Cosa potremmo trovare (e cosa no)

Documenti sulle indagini e i procedimenti contro Jeffrey Epstein, incluse le attività di custodia federale e i materiali sulla sua morte nel 2019 mentre era detenuto a Manhattan; atti interni relativi alle condizioni carcerarie, alle procedure di sorveglianza e agli eventuali protocolli violati.

Materiali su Ghislaine Maxwell, condannata a 20 anni per traffico sessuale, con particolare attenzione alle catene di responsabilità e ai reclutatori, e ai riscontri intercorsi tra FBI e U.S. Attorney’s Office di New York. (Le sentenze di Maxwell sono note; i nuovi fascicoli potrebbero riguardare flussi informativi e scelte investigative sin qui non pubbliche.)

Flight logs, manifests e registri di frontiera: chi ha viaggiato, quando, da dove a dove. La legge obbliga alla pubblicazione dei registri di volo e dei documenti doganali associati a velivoli, navi o altri mezzi “posseduti, operati o usati” da Epstein o entità collegate. Questi dati non provano automaticamente reati, ma possono illuminare tracce, frequenze e network.

Comunicazioni interne del DOJ: e-mail, memo, appunti che potrebbero spiegare scelte controverse del passato, a partire dall’accordo del 2008 in Florida e dal coordinamento inter-agenzia. Qui la curiosità pubblica è massima, ma la legge consente redazioni se si toccano indagini tuttora aperte o informazioni protette da classificazione.

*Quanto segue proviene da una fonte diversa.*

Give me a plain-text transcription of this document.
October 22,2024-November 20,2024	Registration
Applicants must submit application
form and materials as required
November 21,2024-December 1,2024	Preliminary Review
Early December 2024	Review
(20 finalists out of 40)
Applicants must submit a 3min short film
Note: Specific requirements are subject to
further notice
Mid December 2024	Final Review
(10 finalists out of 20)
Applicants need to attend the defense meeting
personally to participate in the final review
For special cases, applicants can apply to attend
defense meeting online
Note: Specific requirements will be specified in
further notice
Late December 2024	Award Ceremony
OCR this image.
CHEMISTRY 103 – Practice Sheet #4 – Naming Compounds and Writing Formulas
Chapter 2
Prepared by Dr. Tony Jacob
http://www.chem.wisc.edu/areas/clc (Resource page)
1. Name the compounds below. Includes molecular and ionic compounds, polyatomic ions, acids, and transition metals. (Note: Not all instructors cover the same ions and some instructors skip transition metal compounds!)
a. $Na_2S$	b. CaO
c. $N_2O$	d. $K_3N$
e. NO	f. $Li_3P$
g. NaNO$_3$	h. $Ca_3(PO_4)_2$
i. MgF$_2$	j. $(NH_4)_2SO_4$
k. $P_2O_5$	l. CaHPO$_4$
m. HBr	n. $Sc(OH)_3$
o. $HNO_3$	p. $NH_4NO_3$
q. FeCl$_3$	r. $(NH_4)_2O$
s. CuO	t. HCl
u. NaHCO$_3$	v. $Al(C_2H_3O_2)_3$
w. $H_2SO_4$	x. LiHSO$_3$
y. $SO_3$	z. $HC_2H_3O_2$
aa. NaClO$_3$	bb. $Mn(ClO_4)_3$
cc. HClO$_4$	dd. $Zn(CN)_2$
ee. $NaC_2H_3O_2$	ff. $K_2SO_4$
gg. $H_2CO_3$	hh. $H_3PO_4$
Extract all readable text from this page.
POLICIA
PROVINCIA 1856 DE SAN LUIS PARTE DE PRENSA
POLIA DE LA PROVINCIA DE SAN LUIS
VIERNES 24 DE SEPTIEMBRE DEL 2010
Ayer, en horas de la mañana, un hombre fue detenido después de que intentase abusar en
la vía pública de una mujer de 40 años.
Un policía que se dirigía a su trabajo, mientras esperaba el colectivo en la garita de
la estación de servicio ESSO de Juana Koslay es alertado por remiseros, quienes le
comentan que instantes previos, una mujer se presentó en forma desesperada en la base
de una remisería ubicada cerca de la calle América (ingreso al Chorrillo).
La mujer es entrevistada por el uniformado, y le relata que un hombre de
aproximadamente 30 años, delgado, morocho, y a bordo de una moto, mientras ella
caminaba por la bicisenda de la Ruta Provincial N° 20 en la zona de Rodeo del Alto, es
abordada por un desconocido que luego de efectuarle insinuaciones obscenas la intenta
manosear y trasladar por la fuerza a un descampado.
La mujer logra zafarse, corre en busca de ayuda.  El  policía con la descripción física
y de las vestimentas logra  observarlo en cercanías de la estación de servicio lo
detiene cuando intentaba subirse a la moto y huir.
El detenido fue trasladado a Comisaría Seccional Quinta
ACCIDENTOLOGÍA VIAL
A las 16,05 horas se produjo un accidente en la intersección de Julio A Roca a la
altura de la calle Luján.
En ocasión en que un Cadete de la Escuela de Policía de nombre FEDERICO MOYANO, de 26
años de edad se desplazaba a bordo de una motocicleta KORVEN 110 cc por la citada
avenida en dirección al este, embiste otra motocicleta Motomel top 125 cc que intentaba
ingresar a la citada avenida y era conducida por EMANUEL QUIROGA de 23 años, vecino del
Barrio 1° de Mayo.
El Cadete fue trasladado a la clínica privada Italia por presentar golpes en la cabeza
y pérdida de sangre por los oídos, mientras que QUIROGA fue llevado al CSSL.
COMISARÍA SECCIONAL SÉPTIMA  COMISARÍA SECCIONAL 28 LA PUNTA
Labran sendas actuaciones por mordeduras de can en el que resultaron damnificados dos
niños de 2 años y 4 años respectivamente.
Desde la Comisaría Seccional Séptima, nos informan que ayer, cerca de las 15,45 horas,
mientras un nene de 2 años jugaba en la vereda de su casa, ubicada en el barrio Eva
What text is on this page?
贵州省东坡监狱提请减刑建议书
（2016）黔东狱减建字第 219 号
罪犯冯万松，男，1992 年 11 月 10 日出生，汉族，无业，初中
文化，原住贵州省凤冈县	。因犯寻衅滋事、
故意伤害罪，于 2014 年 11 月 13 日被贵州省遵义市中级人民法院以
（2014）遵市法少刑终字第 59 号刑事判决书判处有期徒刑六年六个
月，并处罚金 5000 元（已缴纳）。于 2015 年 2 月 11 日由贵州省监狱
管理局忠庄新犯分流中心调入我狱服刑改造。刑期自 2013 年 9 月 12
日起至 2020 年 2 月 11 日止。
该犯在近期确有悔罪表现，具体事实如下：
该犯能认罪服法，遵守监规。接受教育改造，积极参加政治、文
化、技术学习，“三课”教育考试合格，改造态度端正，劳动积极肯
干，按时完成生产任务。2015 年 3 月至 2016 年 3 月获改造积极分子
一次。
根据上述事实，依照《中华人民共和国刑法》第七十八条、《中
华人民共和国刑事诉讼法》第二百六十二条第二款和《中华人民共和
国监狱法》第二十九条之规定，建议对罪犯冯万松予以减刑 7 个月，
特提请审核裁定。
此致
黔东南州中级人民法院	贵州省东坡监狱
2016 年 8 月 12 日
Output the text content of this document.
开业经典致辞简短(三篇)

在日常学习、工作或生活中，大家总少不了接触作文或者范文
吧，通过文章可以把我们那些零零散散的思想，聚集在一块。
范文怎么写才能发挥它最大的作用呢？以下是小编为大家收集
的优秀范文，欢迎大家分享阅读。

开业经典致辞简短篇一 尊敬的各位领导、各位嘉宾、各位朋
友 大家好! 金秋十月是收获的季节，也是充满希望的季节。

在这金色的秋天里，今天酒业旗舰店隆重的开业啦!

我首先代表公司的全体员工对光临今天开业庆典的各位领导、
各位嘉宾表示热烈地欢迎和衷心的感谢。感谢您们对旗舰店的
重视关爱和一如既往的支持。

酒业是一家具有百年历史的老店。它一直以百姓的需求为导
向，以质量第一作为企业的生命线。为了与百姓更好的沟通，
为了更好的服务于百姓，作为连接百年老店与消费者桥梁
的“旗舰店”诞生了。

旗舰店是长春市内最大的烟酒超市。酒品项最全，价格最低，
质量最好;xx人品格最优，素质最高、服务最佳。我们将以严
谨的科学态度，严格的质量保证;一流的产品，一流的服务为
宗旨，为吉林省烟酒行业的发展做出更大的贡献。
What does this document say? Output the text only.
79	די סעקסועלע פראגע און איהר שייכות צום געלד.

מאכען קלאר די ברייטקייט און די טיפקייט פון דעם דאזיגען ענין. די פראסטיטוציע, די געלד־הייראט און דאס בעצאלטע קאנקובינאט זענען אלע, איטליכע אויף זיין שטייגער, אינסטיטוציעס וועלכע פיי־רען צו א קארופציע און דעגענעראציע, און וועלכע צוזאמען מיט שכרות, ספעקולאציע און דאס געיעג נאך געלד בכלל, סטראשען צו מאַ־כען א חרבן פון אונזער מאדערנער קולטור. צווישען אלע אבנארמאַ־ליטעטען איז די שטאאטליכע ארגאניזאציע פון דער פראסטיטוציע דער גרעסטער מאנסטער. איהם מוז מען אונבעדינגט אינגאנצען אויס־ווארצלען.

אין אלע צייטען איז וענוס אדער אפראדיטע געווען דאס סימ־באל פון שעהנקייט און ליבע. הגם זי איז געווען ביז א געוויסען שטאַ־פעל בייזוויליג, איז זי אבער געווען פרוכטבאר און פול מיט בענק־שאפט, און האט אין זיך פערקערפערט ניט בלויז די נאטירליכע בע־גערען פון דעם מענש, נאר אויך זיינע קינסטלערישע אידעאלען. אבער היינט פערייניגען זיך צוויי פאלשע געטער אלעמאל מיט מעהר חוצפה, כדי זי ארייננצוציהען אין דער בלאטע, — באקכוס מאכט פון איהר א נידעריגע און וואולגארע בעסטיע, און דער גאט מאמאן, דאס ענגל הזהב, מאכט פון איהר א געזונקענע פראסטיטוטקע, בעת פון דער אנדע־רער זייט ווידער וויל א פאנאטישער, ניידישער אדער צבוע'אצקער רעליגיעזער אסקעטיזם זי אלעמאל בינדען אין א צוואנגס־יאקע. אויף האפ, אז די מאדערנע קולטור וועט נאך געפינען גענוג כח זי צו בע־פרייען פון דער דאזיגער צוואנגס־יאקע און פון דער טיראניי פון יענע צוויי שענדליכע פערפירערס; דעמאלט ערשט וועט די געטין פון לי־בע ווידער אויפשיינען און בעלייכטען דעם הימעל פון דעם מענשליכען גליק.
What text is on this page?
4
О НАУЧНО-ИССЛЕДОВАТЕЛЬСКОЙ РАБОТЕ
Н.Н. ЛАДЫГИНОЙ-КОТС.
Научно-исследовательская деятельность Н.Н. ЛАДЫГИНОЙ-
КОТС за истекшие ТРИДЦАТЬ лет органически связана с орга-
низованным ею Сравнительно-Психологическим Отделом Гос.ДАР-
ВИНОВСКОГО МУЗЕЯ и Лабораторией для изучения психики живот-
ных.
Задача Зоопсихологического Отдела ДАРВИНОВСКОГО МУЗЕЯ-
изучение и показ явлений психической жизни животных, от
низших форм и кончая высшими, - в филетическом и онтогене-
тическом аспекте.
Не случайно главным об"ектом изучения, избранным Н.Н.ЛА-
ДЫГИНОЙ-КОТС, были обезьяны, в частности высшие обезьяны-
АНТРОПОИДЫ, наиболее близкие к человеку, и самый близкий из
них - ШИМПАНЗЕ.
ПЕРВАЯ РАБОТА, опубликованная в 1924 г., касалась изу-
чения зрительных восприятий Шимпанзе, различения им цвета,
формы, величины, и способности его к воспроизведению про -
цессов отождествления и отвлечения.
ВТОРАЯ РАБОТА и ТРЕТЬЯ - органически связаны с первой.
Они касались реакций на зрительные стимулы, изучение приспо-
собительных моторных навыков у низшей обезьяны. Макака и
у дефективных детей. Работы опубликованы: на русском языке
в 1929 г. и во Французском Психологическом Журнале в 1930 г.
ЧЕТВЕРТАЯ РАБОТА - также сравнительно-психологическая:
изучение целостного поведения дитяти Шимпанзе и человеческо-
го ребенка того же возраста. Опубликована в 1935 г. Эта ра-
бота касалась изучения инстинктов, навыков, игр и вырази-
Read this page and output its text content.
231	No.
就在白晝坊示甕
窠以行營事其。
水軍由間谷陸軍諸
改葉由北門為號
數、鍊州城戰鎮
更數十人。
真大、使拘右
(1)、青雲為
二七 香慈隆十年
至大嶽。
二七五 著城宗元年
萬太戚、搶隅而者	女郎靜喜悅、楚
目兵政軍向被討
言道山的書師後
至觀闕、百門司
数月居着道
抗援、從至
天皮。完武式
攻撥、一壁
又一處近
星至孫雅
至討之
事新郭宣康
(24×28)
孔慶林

Ricordiamolo: la norma impone linee rosse nette. I nomi delle vittime e i dati idonei a identificarle dovranno essere cancellati; ogni elemento riconducibile a CSAM è escluso; eventuali indizi collegati a indagini ancora vive possono essere temporaneamente trattenuti. Ciò non impedirà, comunque, di ottenere un quadro più ricco e verificabile di relazioni, decisioni e responsabilità istituzionali.

Politica, diritto e percezione: un equilibrio delicato

Che questa pubblicazione possa alimentare titoli roboanti è quasi scontato. Ma l’Epstein Files Transparency Act nasce per fare l’opposto del sensazionalismo: consolidare il diritto dei cittadini a conoscere il funzionamento delle istituzioni in un caso che ha scosso fiducia e coscienze, senza travolgere la protezione delle vittime o compromettere indagini ancora attive. È una lezione di metodo: trasparenza “mirata”, non un indiscriminato “dump” di materiali sensibili.

La vigilanza del Congresso è parte integrante di questo equilibrio. La minaccia di un over-redaction – cioè oscurare troppo – è opposta e simmetrica al rischio di pubblicare oltre il necessario. Da qui l’idea, contenuta nella norma, di abbinare alla pubblicazione un report obbligatorio, che renda tracciabili i criteri usati. Ed è per lo stesso motivo che Schiff e Durbin hanno chiesto all’Inspector General un audit sulla catena di custodia dei file, così da blindare la credibilità dell’operazione contro sospetti di manomissioni o amnesie documentali.

L’impatto atteso sulla discussione pubblica

Sul piano istituzionale, la norma può diventare un precedente per casi di altissimo profilo in cui accountability e segretezza investigativa entrano in collisione.

Sul piano mediatico, la disponibilità di un archivio “ricercabile” ridurrà la dipendenza da indiscrezioni e spezzoni di documenti. Crescerà il peso di ciò che è verificabile, e non delle narrative.

Sul piano giudiziario, i materiali potrebbero essere usati – ove consentito – in cause civili e penali, o comunque offrire elementi per nuove piste, sempre nel perimetro delle indagini federali in corso.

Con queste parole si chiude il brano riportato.